De surcroit, la répartition des richesses joue un rôle crucial (...)

Par ailleurs, les données sur le changement climatique confirment l’importance relative du facteur population dans la réalité des perturbations. Pays les plus peuplés du monde, l’Inde et la Chine restent très loin derrière les Etats-Unis ou l’Union Européenne concernant les émissions équivalent CO2 par tête. Ici, c’est donc les modes de production et de consommation qui semblent aggraver le réchauffement climatique.

Un abaissement des émissions des habitants des pays les plus riches, donc une plus grande égalité mondiale, aurait ainsi un effet crucial sur le niveau global des émissions. (...)

Jacques Véron conclut : « Je ne vois pas aujourd’hui au nom de quoi on pourrait dire que nous sommes trop nombreux. Il ne s’agit pas de nier que la pression démographique a des conséquences sur l’environnement, mais d’éviter les discours réducteurs ou simplistes.
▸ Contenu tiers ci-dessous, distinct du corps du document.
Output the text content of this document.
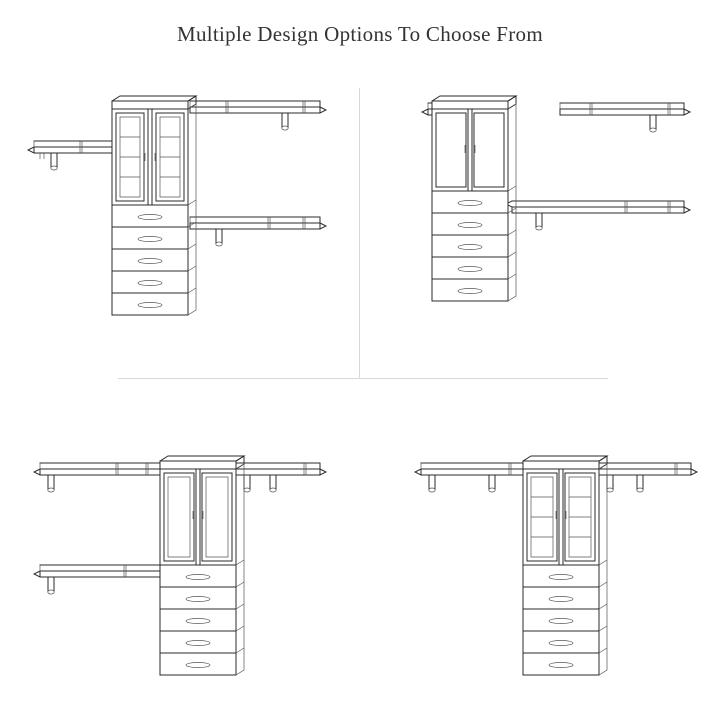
Multiple Design Options To Choose From
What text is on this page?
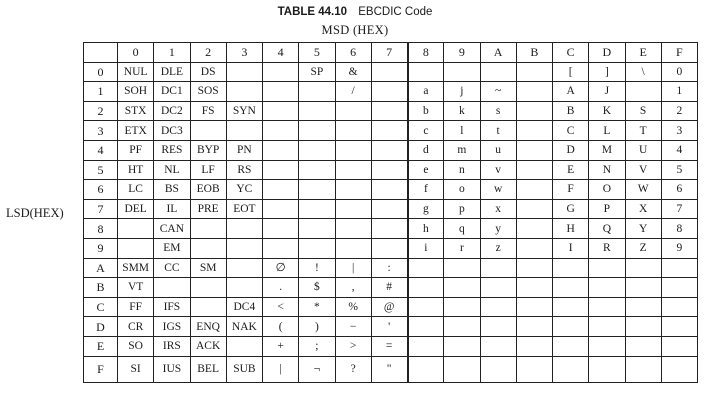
TABLE 44.10 EBCDIC Code
MSD (HEX)
LSD(HEX)
	0	1	2	3	4	5	6	7	8	9	A	B	C	D	E	F
0	NUL	DLE	DS			SP	&						[	]	\	0
1	SOH	DC1	SOS				/		a	j	~		A	J		1
2	STX	DC2	FS	SYN					b	k	s		B	K	S	2
3	ETX	DC3							c	l	t		C	L	T	3
4	PF	RES	BYP	PN					d	m	u		D	M	U	4
5	HT	NL	LF	RS					e	n	v		E	N	V	5
6	LC	BS	EOB	YC					f	o	w		F	O	W	6
7	DEL	IL	PRE	EOT					g	p	x		G	P	X	7
8		CAN							h	q	y		H	Q	Y	8
9		EM							i	r	z		I	R	Z	9
A	SMM	CC	SM		∅	!	|	:								
B	VT				.	$	,	#								
C	FF	IFS		DC4	<	*	%	@								
D	CR	IGS	ENQ	NAK	(	)	−	'								
E	SO	IRS	ACK		+	;	>	=								
F	SI	IUS	BEL	SUB	|	¬	?	"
Le problème, c’est de considérer que les détériorations environnementales soient du ressort de la démographie au premier degré. Est-ce que si l’on était moins nombreux, on respecterait pour autant plus les forêts et la biodiversité… ? »

Absente de l’agenda médiatique, la question de la surpopulation et de son lien de causalité avec la crise écologique est une question particulièrement sensible pour la sphère politique. Reporterre va y revenir dans une prochaine enquête.